Barny recalls a precursor to what he does today during his weeks-long visits from where he grew up in Greenwich, Connecticut, to his aunt’s home in Laguna Beach, California. “That was my summer camp,” he says. “I played in the sand all day long, enlisting neighbor kids to help me make strange sandcastles, weird shapes, and mounds. And then we’d see what happened as the tide came in and the waves made curves into them.”
He eventually entered the Rhode Island School of Design to study landscape architecture but transitioned into sculpture during his final year. There he explored industrial techniques with sculptor Tom Morin and glassblowing with Dale Chihuly, as well as carving stone under Realist sculptor Arnold Prince.
After graduation, Barny moved to California and eventually settled near Healdsburg in 1986. By then, he’d gained certainty that abstraction was his calling. “My figurative work was technically perfect,” he says. “But I felt I could make an abstract piece talk and say a lot more with it.”

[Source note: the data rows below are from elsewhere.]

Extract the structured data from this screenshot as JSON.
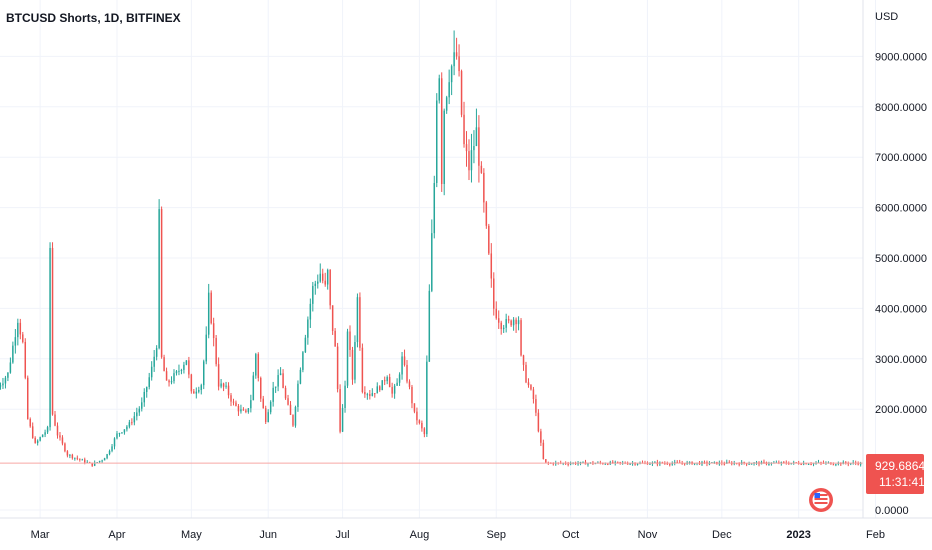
{
  "header": {
    "title": "BTCUSD Shorts, 1D, BITFINEX"
  },
  "price_axis": {
    "currency": "USD"
  },
  "last_price": {
    "value": "929.6864",
    "countdown": "11:31:41"
  },
  "colors": {
    "up": "#26a69a",
    "down": "#ef5350",
    "grid": "#f0f3fa",
    "price_line": "#f7a6a4",
    "badge_bg": "#ef5350",
    "text": "#131722"
  },
  "icons": {
    "flag": "us-flag-icon"
  },
  "chart_data": {
    "type": "candlestick",
    "title": "BTCUSD Shorts, 1D, BITFINEX",
    "currency": "USD",
    "ylim": [
      0,
      10000
    ],
    "y_ticks": [
      "9000.0000",
      "8000.0000",
      "7000.0000",
      "6000.0000",
      "5000.0000",
      "4000.0000",
      "3000.0000",
      "2000.0000",
      "0.0000"
    ],
    "y_tick_values": [
      9000,
      8000,
      7000,
      6000,
      5000,
      4000,
      3000,
      2000,
      0
    ],
    "x_ticks": [
      "Mar",
      "Apr",
      "May",
      "Jun",
      "Jul",
      "Aug",
      "Sep",
      "Oct",
      "Nov",
      "Dec",
      "2023",
      "Feb"
    ],
    "x_tick_days": [
      59,
      90,
      120,
      151,
      181,
      212,
      243,
      273,
      304,
      334,
      365,
      396
    ],
    "start_day": 42,
    "end_day": 390,
    "last_price": 929.6864,
    "series_anchors": [
      [
        42,
        2450
      ],
      [
        46,
        2700
      ],
      [
        50,
        3800
      ],
      [
        52,
        3300
      ],
      [
        54,
        1800
      ],
      [
        57,
        1300
      ],
      [
        60,
        1500
      ],
      [
        62,
        1600
      ],
      [
        63,
        5200
      ],
      [
        64,
        1900
      ],
      [
        66,
        1500
      ],
      [
        70,
        1100
      ],
      [
        75,
        1000
      ],
      [
        80,
        900
      ],
      [
        84,
        1000
      ],
      [
        86,
        1100
      ],
      [
        90,
        1500
      ],
      [
        95,
        1700
      ],
      [
        100,
        2100
      ],
      [
        104,
        2800
      ],
      [
        106,
        3300
      ],
      [
        107,
        5800
      ],
      [
        108,
        3000
      ],
      [
        110,
        2500
      ],
      [
        114,
        2700
      ],
      [
        118,
        3000
      ],
      [
        120,
        2300
      ],
      [
        124,
        2500
      ],
      [
        126,
        3400
      ],
      [
        127,
        4200
      ],
      [
        128,
        3800
      ],
      [
        131,
        2500
      ],
      [
        134,
        2400
      ],
      [
        137,
        2100
      ],
      [
        139,
        2000
      ],
      [
        142,
        1900
      ],
      [
        144,
        2200
      ],
      [
        146,
        3100
      ],
      [
        148,
        2200
      ],
      [
        150,
        1800
      ],
      [
        153,
        2400
      ],
      [
        156,
        2700
      ],
      [
        158,
        2200
      ],
      [
        161,
        1700
      ],
      [
        163,
        2500
      ],
      [
        165,
        3200
      ],
      [
        167,
        3800
      ],
      [
        169,
        4400
      ],
      [
        172,
        4700
      ],
      [
        174,
        4400
      ],
      [
        175,
        4700
      ],
      [
        176,
        4000
      ],
      [
        178,
        3200
      ],
      [
        180,
        1600
      ],
      [
        182,
        2400
      ],
      [
        183,
        3600
      ],
      [
        185,
        2600
      ],
      [
        187,
        4200
      ],
      [
        189,
        2400
      ],
      [
        192,
        2300
      ],
      [
        195,
        2400
      ],
      [
        197,
        2500
      ],
      [
        199,
        2700
      ],
      [
        201,
        2300
      ],
      [
        203,
        2500
      ],
      [
        205,
        3000
      ],
      [
        208,
        2400
      ],
      [
        210,
        1900
      ],
      [
        212,
        1700
      ],
      [
        214,
        1500
      ],
      [
        216,
        4300
      ],
      [
        218,
        6500
      ],
      [
        219,
        8300
      ],
      [
        220,
        8700
      ],
      [
        221,
        6600
      ],
      [
        222,
        8000
      ],
      [
        224,
        8700
      ],
      [
        226,
        8900
      ],
      [
        227,
        9000
      ],
      [
        228,
        8500
      ],
      [
        230,
        7200
      ],
      [
        232,
        6800
      ],
      [
        235,
        7500
      ],
      [
        236,
        7000
      ],
      [
        238,
        6000
      ],
      [
        240,
        5000
      ],
      [
        242,
        4000
      ],
      [
        245,
        3700
      ],
      [
        248,
        3700
      ],
      [
        250,
        3800
      ],
      [
        252,
        3800
      ],
      [
        253,
        3000
      ],
      [
        255,
        2600
      ],
      [
        258,
        2200
      ],
      [
        260,
        1600
      ],
      [
        262,
        1000
      ],
      [
        263,
        929.6864
      ]
    ]
  }
}
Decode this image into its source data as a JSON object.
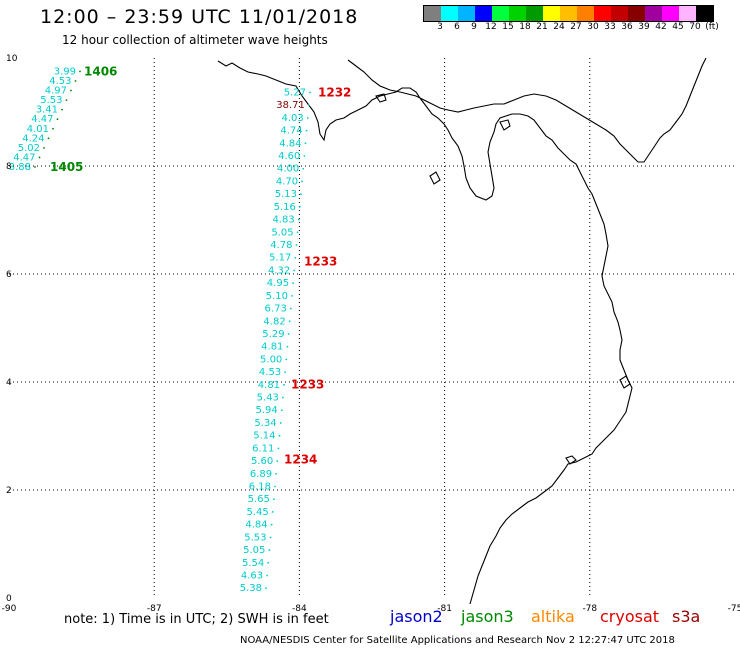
{
  "header": {
    "title": "12:00 – 23:59 UTC 11/01/2018",
    "subtitle": "12 hour collection of altimeter wave heights"
  },
  "legend": {
    "colors": [
      "#7f7f7f",
      "#00ffff",
      "#00b4ff",
      "#0000ff",
      "#00ff3c",
      "#00d200",
      "#009b00",
      "#ffff00",
      "#ffbe00",
      "#ff7f00",
      "#ff0000",
      "#c30000",
      "#870000",
      "#a000a0",
      "#ff00ff",
      "#ffb4ff",
      "#000000"
    ],
    "labels": [
      "3",
      "6",
      "9",
      "12",
      "15",
      "18",
      "21",
      "24",
      "27",
      "30",
      "33",
      "36",
      "39",
      "42",
      "45",
      "70",
      "(ft)"
    ]
  },
  "axes": {
    "x_ticks": [
      "-90",
      "-87",
      "-84",
      "-81",
      "-78",
      "-75"
    ],
    "y_ticks": [
      "0",
      "2",
      "4",
      "6",
      "8",
      "10"
    ]
  },
  "tracks": [
    {
      "satellite": "jason3",
      "color": "#00cccc",
      "label_color": "#008800",
      "values": [
        "3.99",
        "4.53",
        "4.97",
        "5.53",
        "3.41",
        "4.47",
        "4.01",
        "4.24",
        "5.02",
        "4.47",
        "3.88"
      ],
      "pass_labels": [
        {
          "text": "1406",
          "lat": 9.77
        },
        {
          "text": "1405",
          "lat": 8.0
        }
      ]
    },
    {
      "satellite": "cryosat",
      "color": "#00cccc",
      "label_color": "#dd0000",
      "values": [
        "5.27",
        "38.71",
        "4.03",
        "4.74",
        "4.84",
        "4.60",
        "4.00",
        "4.70",
        "5.13",
        "5.16",
        "4.83",
        "5.05",
        "4.78",
        "5.17",
        "4.32",
        "4.95",
        "5.10",
        "6.73",
        "4.82",
        "5.29",
        "4.81",
        "5.00",
        "4.53",
        "4.81",
        "5.43",
        "5.94",
        "5.34",
        "5.14",
        "6.11",
        "5.60",
        "6.89",
        "6.18",
        "5.65",
        "5.45",
        "4.84",
        "5.53",
        "5.05",
        "5.54",
        "4.63",
        "5.38"
      ],
      "pass_labels": [
        {
          "text": "1232",
          "lat": 9.38
        },
        {
          "text": "1233",
          "lat": 6.25
        },
        {
          "text": "1233",
          "lat": 3.97
        },
        {
          "text": "1234",
          "lat": 2.58
        }
      ]
    }
  ],
  "footer": {
    "note": "note:  1) Time is in UTC;  2) SWH is in feet",
    "satellites": [
      {
        "name": "jason2",
        "color": "#0000cc"
      },
      {
        "name": "jason3",
        "color": "#008800"
      },
      {
        "name": "altika",
        "color": "#ff8800"
      },
      {
        "name": "cryosat",
        "color": "#dd0000"
      },
      {
        "name": "s3a",
        "color": "#990000"
      }
    ],
    "credit": "NOAA/NESDIS Center for Satellite Applications and Research    Nov  2 12:27:47 UTC 2018"
  }
}
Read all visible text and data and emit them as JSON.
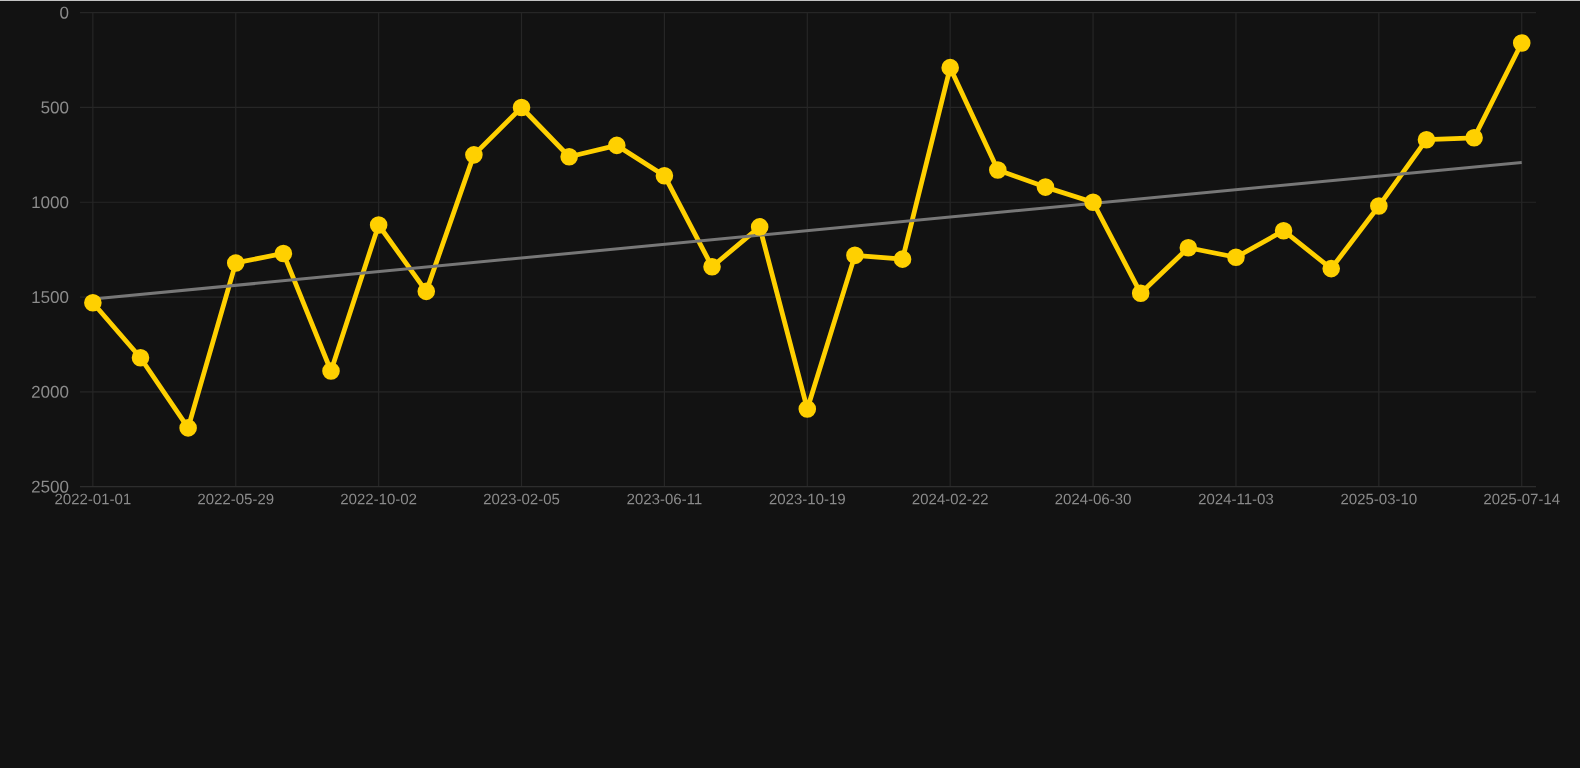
{
  "chart_data": {
    "type": "line",
    "categories": [
      "2022-01-01",
      null,
      null,
      "2022-05-29",
      null,
      null,
      "2022-10-02",
      null,
      null,
      "2023-02-05",
      null,
      null,
      "2023-06-11",
      null,
      null,
      "2023-10-19",
      null,
      null,
      "2024-02-22",
      null,
      null,
      "2024-06-30",
      null,
      null,
      "2024-11-03",
      null,
      null,
      "2025-03-10",
      null,
      null,
      "2025-07-14"
    ],
    "series": [
      {
        "color": "#ffd000",
        "marker": "circle",
        "values": [
          1530,
          1820,
          2190,
          1320,
          1270,
          1890,
          1120,
          1470,
          750,
          500,
          760,
          700,
          860,
          1340,
          1130,
          2090,
          1280,
          1300,
          290,
          830,
          920,
          1000,
          1480,
          1240,
          1290,
          1150,
          1350,
          1020,
          670,
          660,
          160
        ]
      },
      {
        "type": "line",
        "color": "#777777",
        "marker": "none",
        "values": [
          1510,
          null,
          null,
          null,
          null,
          null,
          null,
          null,
          null,
          null,
          null,
          null,
          null,
          null,
          null,
          null,
          null,
          null,
          null,
          null,
          null,
          null,
          null,
          null,
          null,
          null,
          null,
          null,
          null,
          null,
          790
        ]
      }
    ],
    "ylim": [
      2500,
      0
    ],
    "yticks": [
      0,
      500,
      1000,
      1500,
      2000,
      2500
    ],
    "grid": true
  }
}
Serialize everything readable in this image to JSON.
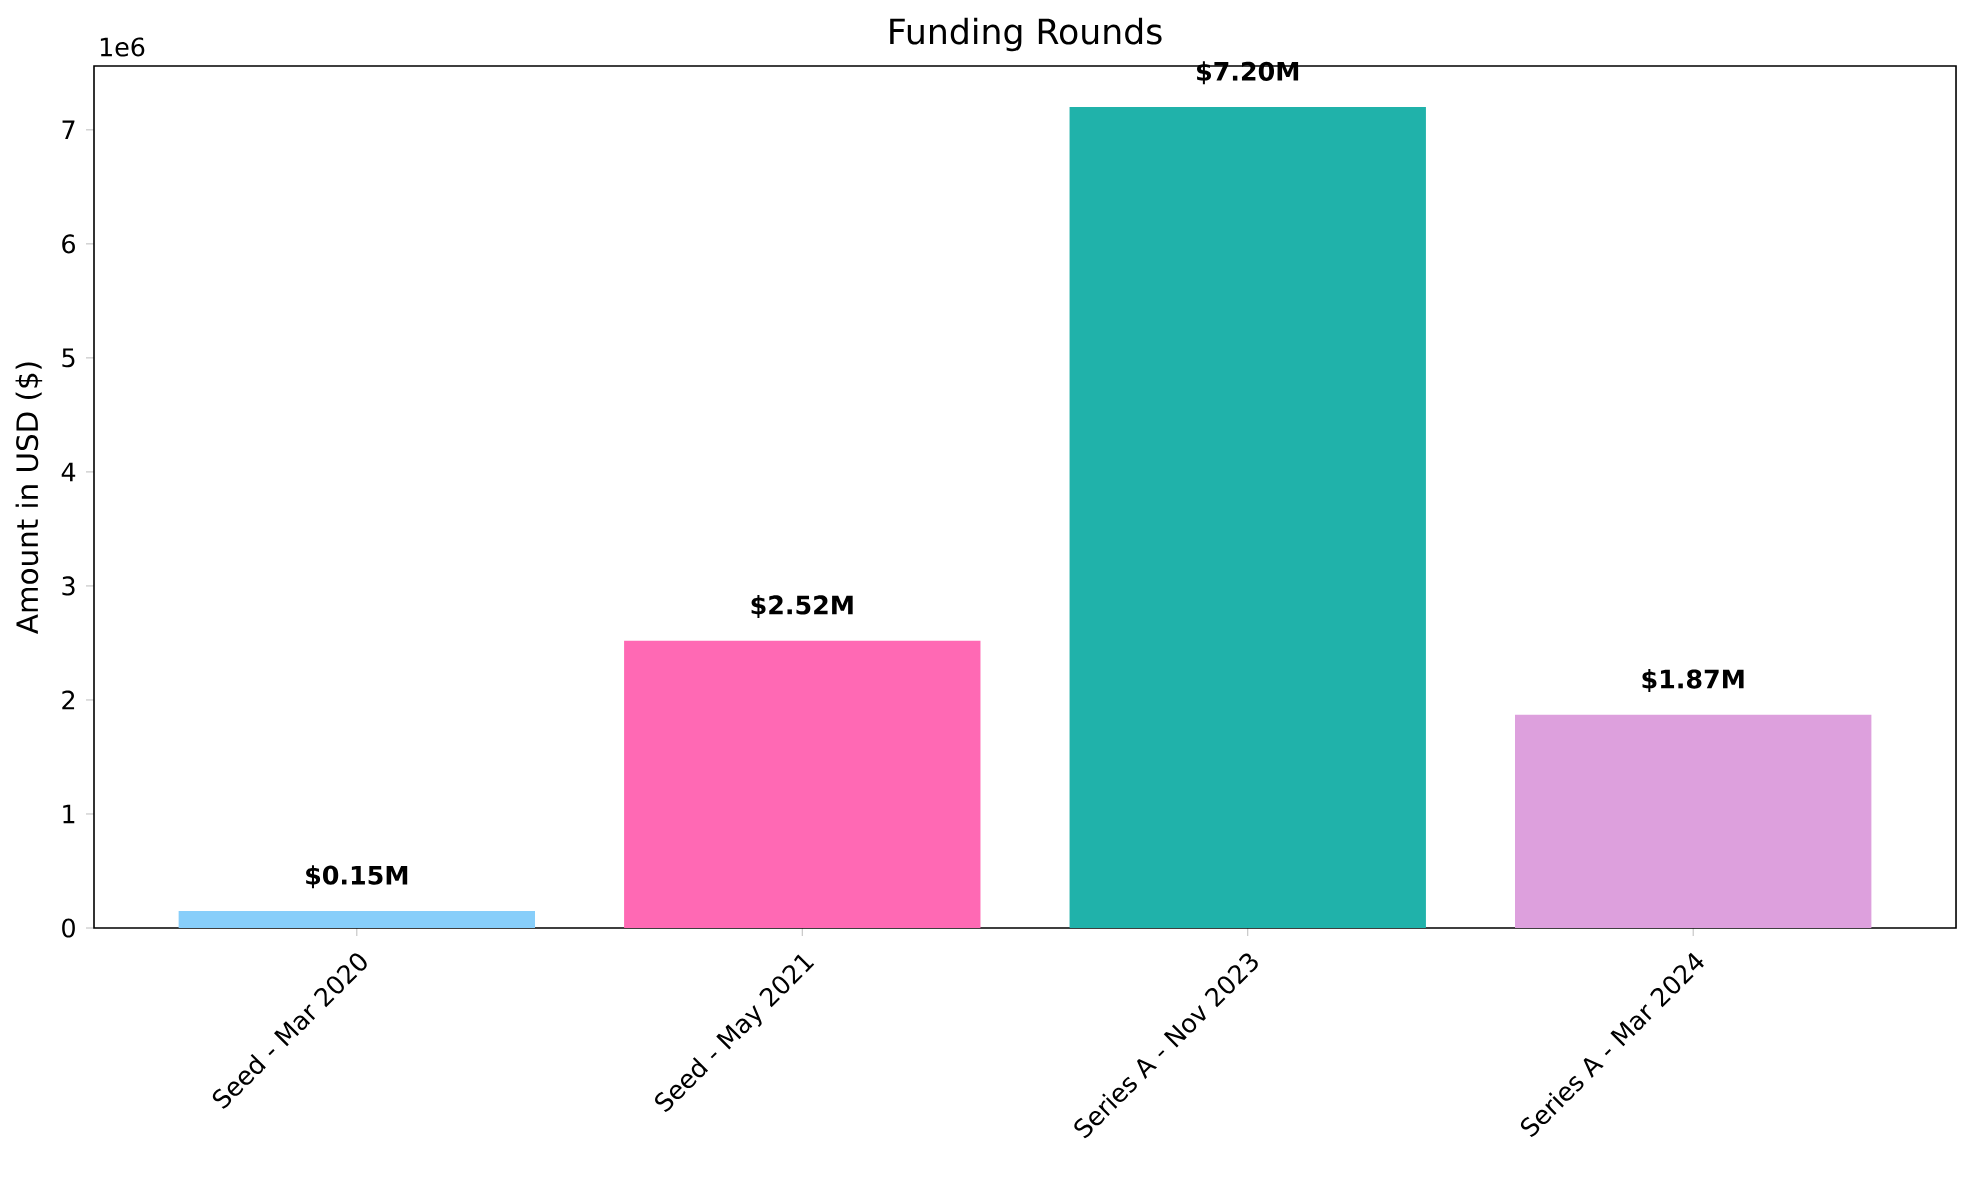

Such eloquence takes time and effort, however, as he gradually progresses through a series of diamond core drills, diamond chain saws, silicon carbide grinding stones, sandpaper, and diamond abrasives to transform rough blocks of stone — ranging from 500 pounds to 15 tons — into sleek sculptures that are one-fifth to one-tenth of their original weight. It’s a labor intensive process, he says, “so I can only make up to about 20 stone sculptures a year.” With that in mind, Barny has recently begun producing bronzes with fewer than 25 editions, based on 3-D scans of some of his one-of-a-kind stone pieces. Foundry-cast, each receives a unique patina. “No two are alike, like a hand-colored print,” he says.
Meanwhile, Barny contentedly continues carving. “Thinking about my longevity,” says the robustly healthy and active artist, “my wife, Melinda, and I decided I would go through my stone yard, seriously look at each block, and pick 100 I’d like to carve, numbering them in priority.” He’ll no doubt have a difficult time deciding. “The ideas in the blocks keep calling me,” he adds.
Barny is represented by AERENA Galleries & Gardens in St. Helena, California; Melissa Morgan Fine Art in Palm Desert, California; Kelsey Michaels Fine Art in Laguna Beach, California; Victory Contemporary in Santa Fe, New Mexico; and ADC Fine Art in Cincinnati, Ohio. His studio and sculpture garden will be open to visitors during Sonoma County’s Art at the Source Open Studios event, June 5–6 and 12–13, and Sonoma County Art Trails, September 18–19 and 25–26.